Search code examples
pythonscikit-learnsentiment-analysismulticlass-classification

Sentiment Analysis with 3 classes (positive, neutral, and negative)?


I want to do sentiment analysis with 3 classes (positive, neutral, and negative). I have seen lots of work on sentiment analysis with two classes (positive and negative), but much less so for 3 classes. If I wanted to use a bag-of-words approach and a classifier such as Logistic Regression or SVMs in Scikit-learn, how would this work? What would the steps be for my output to predict with 3 classes?

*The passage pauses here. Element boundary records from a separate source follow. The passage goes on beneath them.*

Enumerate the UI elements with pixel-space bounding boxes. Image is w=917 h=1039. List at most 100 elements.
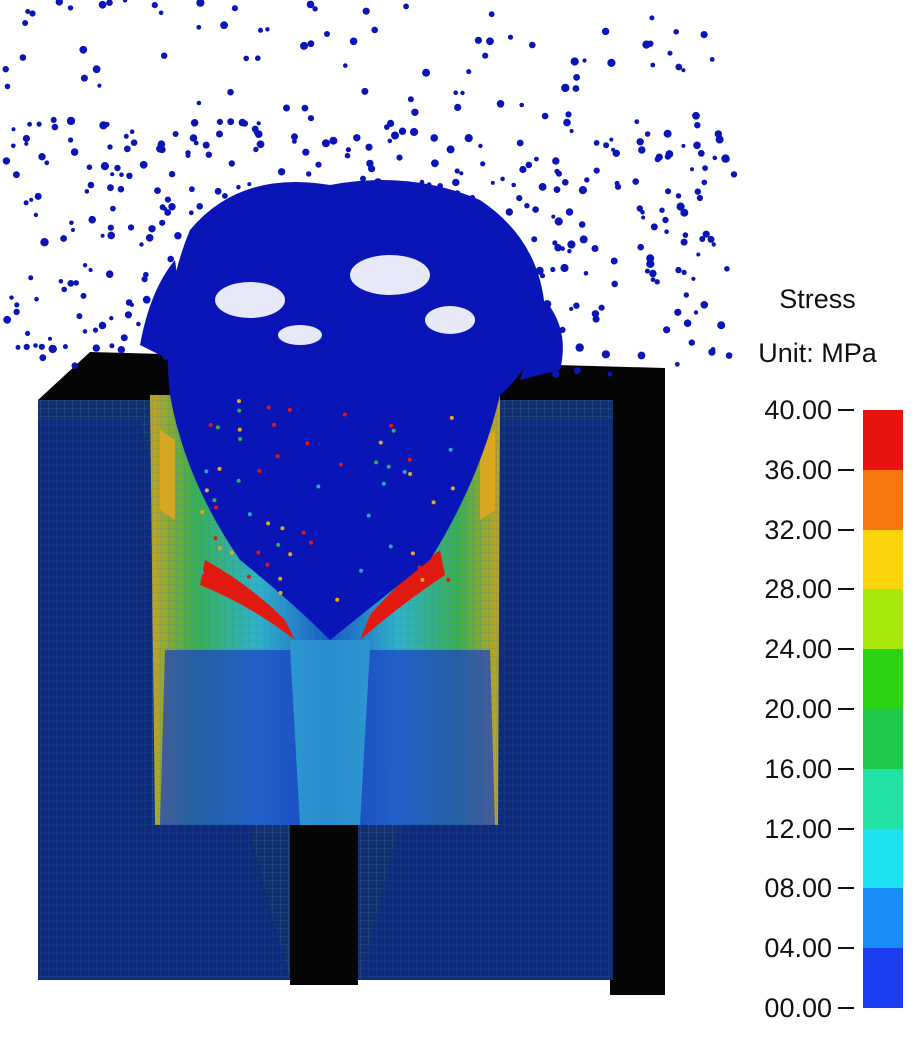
particle — [2, 157, 11, 165]
particle — [256, 121, 261, 126]
particle — [297, 217, 302, 222]
particle — [526, 321, 532, 327]
particle — [361, 87, 369, 95]
particle — [647, 40, 654, 47]
particle — [34, 192, 42, 200]
particle — [342, 317, 347, 322]
particle — [700, 301, 709, 309]
particle — [256, 211, 265, 220]
particle — [92, 344, 101, 352]
particle — [51, 123, 59, 131]
particle — [524, 203, 530, 209]
particle-speck — [309, 540, 313, 545]
particle — [302, 242, 311, 251]
particle — [324, 31, 330, 37]
particle — [114, 164, 121, 172]
particle — [145, 234, 154, 242]
particle — [675, 63, 683, 71]
particle — [214, 187, 222, 195]
particle — [491, 266, 496, 272]
particle — [603, 142, 610, 149]
particle-speck — [389, 423, 394, 428]
particle — [474, 36, 482, 44]
particle-speck — [256, 550, 261, 555]
particle — [316, 311, 321, 316]
particle — [107, 144, 113, 150]
particle — [649, 15, 655, 21]
particle — [253, 263, 261, 272]
particle — [306, 203, 315, 212]
particle — [79, 45, 88, 54]
particle — [291, 133, 298, 141]
particle — [254, 130, 263, 139]
particle — [164, 196, 171, 203]
particle — [379, 335, 385, 342]
legend-unit: Unit: MPa — [758, 338, 877, 368]
legend-tick-label: 12.00 — [764, 813, 832, 844]
particle-speck — [236, 478, 241, 483]
particle — [254, 188, 259, 193]
color-bar — [863, 410, 903, 1009]
particle — [353, 134, 361, 142]
particle — [2, 66, 9, 73]
particle — [411, 108, 419, 117]
particle — [9, 295, 14, 300]
particle — [344, 152, 351, 159]
particle — [674, 308, 682, 316]
particle — [724, 266, 730, 272]
legend-tick-mark — [838, 409, 854, 411]
particle — [659, 207, 665, 213]
particle-speck — [448, 447, 453, 452]
particle — [501, 344, 507, 350]
particle — [707, 235, 715, 243]
particle-speck — [342, 412, 347, 417]
color-bar-segment — [863, 709, 903, 770]
particle — [190, 119, 199, 127]
legend-tick-mark — [838, 767, 854, 770]
particle — [345, 147, 351, 153]
particle — [220, 358, 226, 363]
particle-speck — [247, 512, 252, 517]
particle — [374, 178, 382, 187]
particle-speck — [208, 423, 213, 427]
particle — [525, 161, 533, 169]
particle — [211, 342, 218, 349]
particle-speck — [388, 544, 393, 549]
particle — [297, 266, 303, 272]
color-bar-segment — [863, 410, 903, 471]
particle — [389, 338, 396, 346]
particle — [654, 156, 661, 163]
particle — [569, 306, 574, 311]
particle — [442, 355, 447, 360]
particle — [67, 280, 75, 287]
particle — [542, 304, 548, 311]
particle — [172, 340, 177, 345]
particle — [516, 139, 524, 147]
particle — [168, 170, 176, 178]
particle — [667, 50, 673, 56]
particle — [452, 178, 460, 187]
particle — [87, 181, 95, 189]
particle — [24, 141, 29, 146]
color-bar-segment — [863, 469, 903, 531]
particle — [123, 145, 131, 153]
particle — [322, 243, 328, 248]
legend-tick-mark — [838, 468, 854, 471]
particle — [227, 88, 234, 96]
particle — [71, 362, 79, 370]
particle — [336, 349, 342, 354]
particle-speck — [265, 562, 270, 567]
particle — [389, 185, 394, 191]
particle — [692, 111, 700, 120]
particle — [97, 83, 102, 88]
particle — [119, 172, 124, 177]
particle — [391, 131, 399, 140]
particle — [362, 7, 370, 15]
particle — [551, 214, 556, 219]
particle — [19, 54, 27, 61]
particle — [529, 41, 536, 49]
particle — [38, 343, 45, 350]
particle — [203, 351, 213, 360]
particle — [88, 215, 96, 224]
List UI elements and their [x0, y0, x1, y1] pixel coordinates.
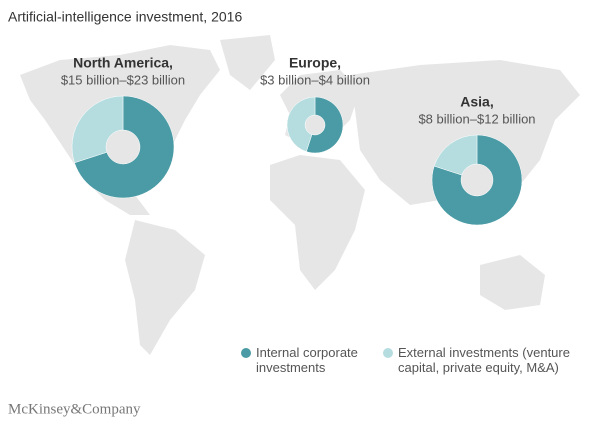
donut-segment [71, 95, 124, 164]
donut-segment [431, 134, 523, 226]
region-name: Europe, [289, 55, 341, 71]
legend-swatch [383, 348, 393, 358]
legend-label: Internal corporate investments [256, 345, 358, 375]
donut-segment [306, 96, 344, 154]
donut-segment [433, 134, 478, 176]
legend-label: External investments (venture capital, p… [398, 345, 570, 375]
region-range: $15 billion–$23 billion [61, 72, 185, 87]
chart-title: Artificial-intelligence investment, 2016 [8, 9, 242, 25]
donut-segment [74, 95, 175, 199]
footer: McKinsey&Company [8, 401, 141, 417]
region-range: $3 billion–$4 billion [260, 72, 370, 87]
region-name: North America, [73, 55, 173, 71]
legend-swatch [241, 348, 251, 358]
donut-segment [286, 96, 316, 152]
region-name: Asia, [460, 94, 493, 110]
region-range: $8 billion–$12 billion [418, 111, 535, 126]
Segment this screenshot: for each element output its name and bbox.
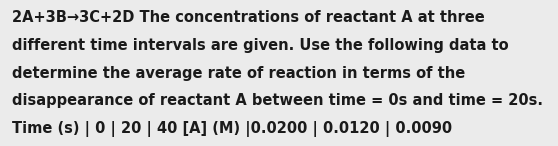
Text: disappearance of reactant A between time = 0s and time = 20s.: disappearance of reactant A between time… bbox=[12, 93, 543, 108]
Text: Time (s) | 0 | 20 | 40 [A] (M) |0.0200 | 0.0120 | 0.0090: Time (s) | 0 | 20 | 40 [A] (M) |0.0200 |… bbox=[12, 121, 453, 137]
Text: determine the average rate of reaction in terms of the: determine the average rate of reaction i… bbox=[12, 66, 465, 81]
Text: different time intervals are given. Use the following data to: different time intervals are given. Use … bbox=[12, 38, 509, 53]
Text: 2A+3B→3C+2D The concentrations of reactant A at three: 2A+3B→3C+2D The concentrations of reacta… bbox=[12, 10, 485, 25]
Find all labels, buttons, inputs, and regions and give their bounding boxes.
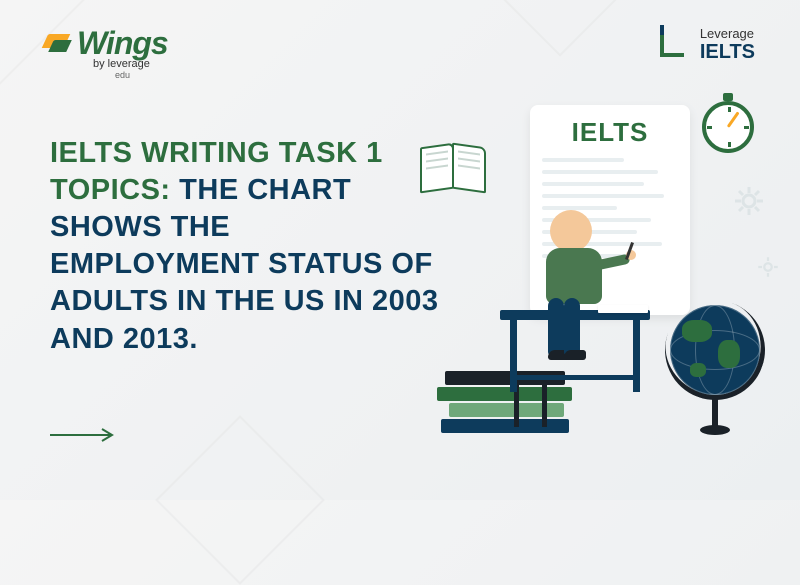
ielts-label: IELTS [542,117,678,148]
leverage-text: Leverage IELTS [700,27,755,63]
leverage-l-icon [660,25,692,65]
leverage-bottom: IELTS [700,41,755,63]
wings-logo: Wings by leverage edu [45,25,168,80]
stopwatch-icon [702,95,760,153]
globe-icon [660,305,770,435]
wings-edu: edu [115,70,168,80]
bg-decor [503,0,616,57]
illustration: IELTS [410,95,770,475]
wings-word: Wings [77,25,168,61]
wings-logo-text: Wings [45,25,168,62]
wings-byline: by leverage [93,58,168,70]
leverage-top: Leverage [700,27,755,41]
gear-icon [756,255,780,279]
leverage-logo: Leverage IELTS [660,25,755,65]
student-figure [530,210,630,350]
wing-icon [45,34,73,54]
arrow-icon [50,422,120,450]
infographic-card: Wings by leverage edu Leverage IELTS IEL… [0,0,800,500]
gear-icon [733,185,765,217]
bg-decor [155,415,325,585]
heading: IELTS WRITING TASK 1 TOPICS: THE CHART S… [50,135,440,358]
open-book-icon [420,145,490,195]
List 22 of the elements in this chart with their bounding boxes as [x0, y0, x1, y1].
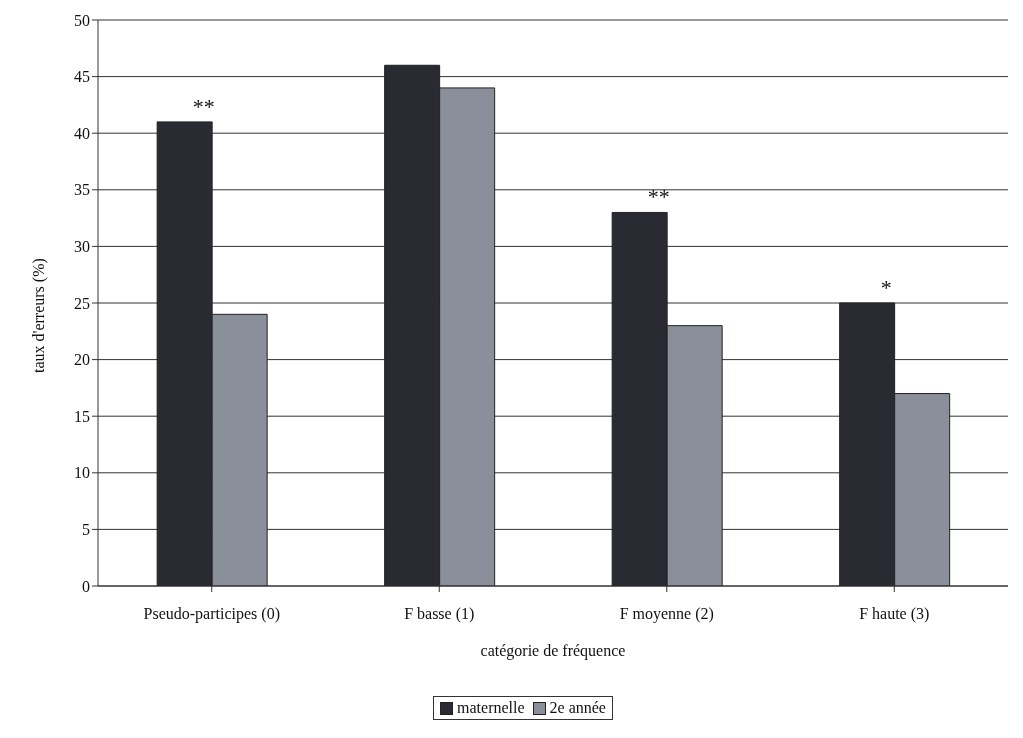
annotation: **	[647, 184, 670, 210]
x-tick-label: F basse (1)	[404, 605, 475, 624]
y-axis-title: taux d'erreurs (%)	[29, 258, 48, 373]
y-tick-label: 20	[74, 351, 90, 369]
legend-label: maternelle	[457, 699, 525, 717]
y-tick-label: 30	[74, 238, 90, 256]
y-tick-label: 0	[82, 577, 90, 595]
y-tick-label: 45	[74, 68, 90, 86]
y-tick-label: 5	[82, 521, 90, 539]
annotation: **	[192, 93, 215, 119]
x-tick-label: F haute (3)	[859, 605, 930, 624]
annotation: *	[880, 275, 892, 300]
x-tick-label: Pseudo-participes (0)	[143, 605, 280, 624]
y-tick-label: 40	[74, 124, 90, 142]
x-axis-title: catégorie de fréquence	[480, 642, 626, 660]
y-tick-label: 25	[74, 294, 90, 312]
y-tick-label: 15	[74, 407, 90, 425]
legend-label: 2e année	[549, 699, 606, 717]
y-tick-label: 50	[74, 11, 90, 29]
y-tick-label: 10	[74, 464, 90, 482]
y-tick-label: 35	[74, 181, 90, 199]
x-tick-label: F moyenne (2)	[619, 605, 714, 624]
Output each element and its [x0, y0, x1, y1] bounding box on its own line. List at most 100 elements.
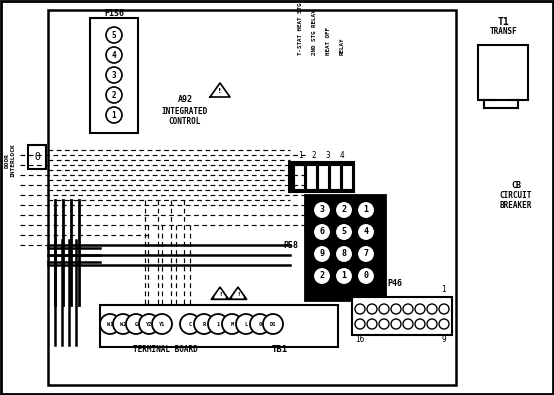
- Circle shape: [313, 267, 331, 285]
- Text: Y1: Y1: [159, 322, 165, 327]
- Circle shape: [106, 87, 122, 103]
- Text: 3: 3: [112, 70, 116, 79]
- Circle shape: [379, 304, 389, 314]
- Circle shape: [236, 314, 256, 334]
- Circle shape: [427, 304, 437, 314]
- Circle shape: [335, 245, 353, 263]
- Text: !: !: [218, 88, 222, 94]
- Bar: [289, 162, 354, 192]
- Polygon shape: [211, 287, 229, 299]
- Text: HEAT OFF: HEAT OFF: [326, 27, 331, 55]
- Circle shape: [415, 304, 425, 314]
- Circle shape: [403, 304, 413, 314]
- Circle shape: [208, 314, 228, 334]
- Bar: [342, 165, 352, 189]
- Circle shape: [113, 314, 133, 334]
- Circle shape: [427, 319, 437, 329]
- Bar: [48, 10, 456, 385]
- Text: 1: 1: [217, 322, 219, 327]
- Circle shape: [313, 245, 331, 263]
- Circle shape: [222, 314, 242, 334]
- Circle shape: [367, 304, 377, 314]
- Text: 2: 2: [341, 205, 346, 214]
- Circle shape: [335, 223, 353, 241]
- Text: CIRCUIT: CIRCUIT: [500, 192, 532, 201]
- Text: 1: 1: [363, 205, 368, 214]
- Text: TRANSF: TRANSF: [490, 28, 518, 36]
- Polygon shape: [233, 290, 243, 298]
- Text: BREAKER: BREAKER: [500, 201, 532, 211]
- Bar: [318, 165, 328, 189]
- Text: Y2: Y2: [146, 322, 152, 327]
- Text: DS: DS: [270, 322, 276, 327]
- Text: !: !: [237, 292, 239, 297]
- Circle shape: [403, 319, 413, 329]
- Text: 1: 1: [341, 271, 346, 280]
- Bar: [90, 18, 138, 133]
- Text: RELAY: RELAY: [340, 38, 345, 55]
- Text: G: G: [135, 322, 137, 327]
- Text: 1: 1: [297, 150, 302, 160]
- Circle shape: [439, 304, 449, 314]
- Circle shape: [100, 314, 120, 334]
- Circle shape: [180, 314, 200, 334]
- Bar: [352, 297, 452, 335]
- Circle shape: [391, 319, 401, 329]
- Circle shape: [367, 319, 377, 329]
- Text: T1: T1: [498, 17, 510, 27]
- Bar: [306, 165, 316, 189]
- Text: CONTROL: CONTROL: [169, 117, 201, 126]
- Text: 2: 2: [112, 90, 116, 100]
- Text: 4: 4: [340, 150, 345, 160]
- Text: 8: 8: [341, 250, 346, 258]
- Text: 4: 4: [112, 51, 116, 60]
- Text: R: R: [202, 322, 206, 327]
- Bar: [305, 195, 385, 300]
- Circle shape: [355, 319, 365, 329]
- Circle shape: [335, 201, 353, 219]
- Circle shape: [357, 201, 375, 219]
- Text: 3: 3: [320, 205, 325, 214]
- Text: 2: 2: [320, 271, 325, 280]
- Text: 4: 4: [363, 228, 368, 237]
- Text: C: C: [188, 322, 192, 327]
- Text: W1: W1: [107, 322, 113, 327]
- Text: TERMINAL BOARD: TERMINAL BOARD: [132, 346, 197, 354]
- Bar: [28, 145, 46, 169]
- Circle shape: [106, 67, 122, 83]
- Text: 5: 5: [341, 228, 346, 237]
- Circle shape: [152, 314, 172, 334]
- Polygon shape: [229, 287, 247, 299]
- Text: 7: 7: [363, 250, 368, 258]
- Circle shape: [379, 319, 389, 329]
- Text: 6: 6: [320, 228, 325, 237]
- Circle shape: [263, 314, 283, 334]
- Circle shape: [391, 304, 401, 314]
- Text: 2ND STG RELAY: 2ND STG RELAY: [311, 9, 316, 55]
- Circle shape: [357, 267, 375, 285]
- Circle shape: [139, 314, 159, 334]
- Text: 5: 5: [112, 30, 116, 40]
- Text: P156: P156: [104, 9, 124, 19]
- Circle shape: [335, 267, 353, 285]
- Text: 0: 0: [258, 322, 261, 327]
- Bar: [330, 165, 340, 189]
- Text: 9: 9: [320, 250, 325, 258]
- Bar: [294, 165, 304, 189]
- Text: P46: P46: [387, 278, 403, 288]
- Text: A92: A92: [177, 96, 192, 105]
- Polygon shape: [214, 290, 225, 298]
- Text: 16: 16: [355, 335, 365, 344]
- Circle shape: [355, 304, 365, 314]
- Circle shape: [313, 201, 331, 219]
- Circle shape: [439, 319, 449, 329]
- Bar: [478, 45, 528, 100]
- Text: O: O: [34, 152, 40, 162]
- Text: M: M: [230, 322, 234, 327]
- Circle shape: [126, 314, 146, 334]
- Circle shape: [415, 319, 425, 329]
- Circle shape: [250, 314, 270, 334]
- Text: L: L: [244, 322, 248, 327]
- Text: TB1: TB1: [272, 346, 288, 354]
- Text: DOOR
INTERLOCK: DOOR INTERLOCK: [4, 143, 16, 177]
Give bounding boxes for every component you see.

Do I have to treat each class as a binary classification and do something to combine the results, or is sklearn able to do some processing for me so I do not have to specify this?


Solution

  • There are three possible approaches:

    1. Use multiclass algorithms, such as logistic regression or decision tree (they are inherently multiclass) or one-vs-one or one-vs-rest wrappers for binary algorithms such as SVM.
    2. If you want to exploit the fact that neutral texts are "somewhere between" positive and negative ones, you can use ordered classification models, such as ordered logistic regression in the mord package.
    3. If you want to exploit the ordering of classes, but want to stay within scikit-learn, I would suggest to fit any regression model to your data first (e.g. gradient boosing regressor), and then use logistic regression on top of its prediction.